The calendar changed from 2008 to 2009 and within 11 days the headlines seemed like lightning bolts.
A captain asked for the removal of the coach, while the coach remained quiet.
An emergency board meeting later the captain and coach were both gone, apparently resigned, and a new captain was put in charge.
News of rifts, factions, dressing room arguements surfaced.
The outgoing captain finally spoke and said that he was forced to leave, unlike we were told initially by the board.
All this and it did not involve a team from the subcontinent.
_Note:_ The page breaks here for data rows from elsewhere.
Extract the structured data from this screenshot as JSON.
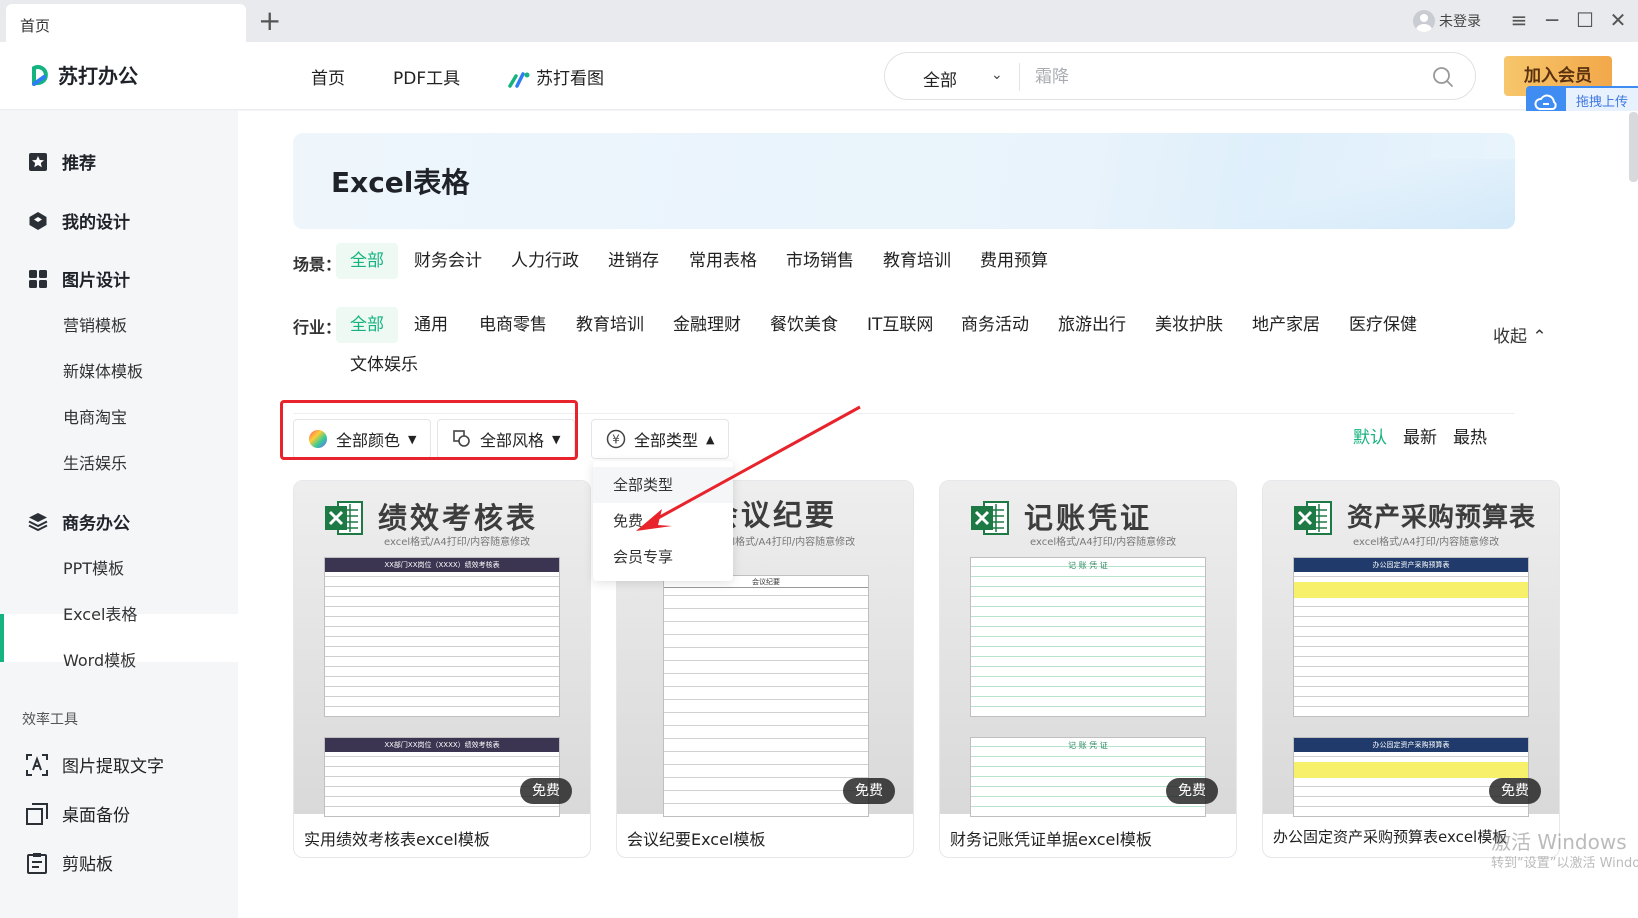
{
  "titlebar": {
    "tab_label": "首页",
    "login_label": "未登录"
  },
  "header": {
    "logo_text": "苏打办公",
    "nav": [
      "首页",
      "PDF工具",
      "苏打看图"
    ],
    "search_scope": "全部",
    "search_placeholder": "霜降",
    "vip_label": "加入会员",
    "upload_label": "拖拽上传"
  },
  "sidebar": {
    "groups": [
      "推荐",
      "我的设计",
      "图片设计",
      "商务办公"
    ],
    "image_design_items": [
      "营销模板",
      "新媒体模板",
      "电商淘宝",
      "生活娱乐"
    ],
    "business_items": [
      "PPT模板",
      "Excel表格",
      "Word模板"
    ],
    "tools_label": "效率工具",
    "tools": [
      "图片提取文字",
      "桌面备份",
      "剪贴板"
    ]
  },
  "main": {
    "banner_title": "Excel表格",
    "scene_label": "场景：",
    "scenes": [
      "全部",
      "财务会计",
      "人力行政",
      "进销存",
      "常用表格",
      "市场销售",
      "教育培训",
      "费用预算"
    ],
    "industry_label": "行业：",
    "industries": [
      "全部",
      "通用",
      "电商零售",
      "教育培训",
      "金融理财",
      "餐饮美食",
      "IT互联网",
      "商务活动",
      "旅游出行",
      "美妆护肤",
      "地产家居",
      "医疗保健"
    ],
    "industry_extra": "文体娱乐",
    "collapse_label": "收起",
    "filters": {
      "color": "全部颜色",
      "style": "全部风格",
      "type": "全部类型"
    },
    "type_menu": [
      "全部类型",
      "免费",
      "会员专享"
    ],
    "sort": [
      "默认",
      "最新",
      "最热"
    ],
    "cards": [
      {
        "thumb_title": "绩效考核表",
        "thumb_sub": "excel格式/A4打印/内容随意修改",
        "sheet_title": "XX部门XX岗位（XXXX）绩效考核表",
        "badge": "免费",
        "name": "实用绩效考核表excel模板"
      },
      {
        "thumb_title": "会议纪要",
        "thumb_sub": "excel格式/A4打印/内容随意修改",
        "sheet_title": "会议纪要",
        "badge": "免费",
        "name": "会议纪要Excel模板"
      },
      {
        "thumb_title": "记账凭证",
        "thumb_sub": "excel格式/A4打印/内容随意修改",
        "sheet_title": "记 账 凭 证",
        "badge": "免费",
        "name": "财务记账凭证单据excel模板"
      },
      {
        "thumb_title": "资产采购预算表",
        "thumb_sub": "excel格式/A4打印/内容随意修改",
        "sheet_title": "办公固定资产采购预算表",
        "badge": "免费",
        "name": "办公固定资产采购预算表excel模板"
      }
    ]
  },
  "watermark": {
    "line1": "激活 Windows",
    "line2": "转到“设置”以激活 Windows。"
  },
  "colors": {
    "accent": "#15b37f",
    "highlight_box": "#e8232b",
    "vip_gold": "#f2a84a"
  }
}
In fact, the entire drama unfolded faster and with more twists and turns than any subcontinental drama in the past.
Elsewhere, another cricketer was forced to miss a match because he had one too many the night before, and was "inadequately prepared".
Night out partying and that too not for the first time and facing disciplinary measures sounds like a cricketer from the subcontinent outskirts suddenly exposed to the big bad world of international cricket.
Not quite right, as yet again the headlines were splashed by a non-Indian, non-Pakistani, non-Lankan cricketer.
His replacement for the match was a young 22 year old whom not many had heard of.
Had you? I hadn't.
He grabbed the opportunity with both hands and turned out to open in place of his drunk-and-dumped mate and smashed a debut ton.
It wasn't long ago when young players from India and Pakistan, whom not many had heard of, were being thrust on to the big stage.
Yet again, not this time.
This one wasn't even the most scintillating debut of the year, which is a mere 11 days old.
Nearby, another 22 year old was elevated to the international stage against arguably the best pace attack in the world today.
Awesome would be an understatement for what the young kid produced.
Here was another young cricketer, whom not many had heard of. Whats more is that he became the first ever cricketer in the country's century a bit old cricket history to play an international match without ever having played a first class game.
There was a time when such things were the order of the day for India and Pakistan. In their history, there have been numerous instances of boys spotted in the streets and thrust into international action with no first class experience whatsoever.
This time this headline belonged to no one from the Subcontinent.
It has taken the non-Asians 11 days this year to turn the tables and deliver headlines of the subcontinental nature.
Is the world a changed place? Are the Australians and the English and the Kiwis taking over? I haven't even mentioned the South Africans whose captain walked out at the fall of the 9th wicket to try and save the match with literally one hand!
If the first few days of 2009 are anything to go by, the year ahead will see a lot more drama, both on and off the field, and for a change it will not involve anyone from the Subcontinent.
6 comments:
and for a change it will not involve anyone from the Subcontinent.
do not underestimate us Q... :)
let the ipl begin and we will again see all dramas that can take place on and off field...
Q, some tangent that.
so far the year's been 'truly non-asia'. If not for the net or live games, you won't know abt the Shakibbing.
The Print media here gives the Ryders n Shakibs no more than a weather report box of space. TV news even less.
Mad angles like KP's work tho.
any diff there?
But Q you'll agree that when we make headlines, our ingenuity keeps on adding spice to it,...
.. like two guys exchanged bad words, one slapped the other; the other cried; they talked later to resolve the dispute; they called themselves brother, who fight in public; a committee is set up to investigate, how the two can be brothers; the committee slaps a ban on the slapping elder brother, bans him for some games and the event; the committee requests both the parties to smile for a happy family photo. ... all the drama for the viewers. :)
AB on a roll.
Q, my comment would read as "Non-India" and not "Non Asia"
Let's enjoy the calm for the moment and watch these rustics from the first world beat the shit out of themselves... Music.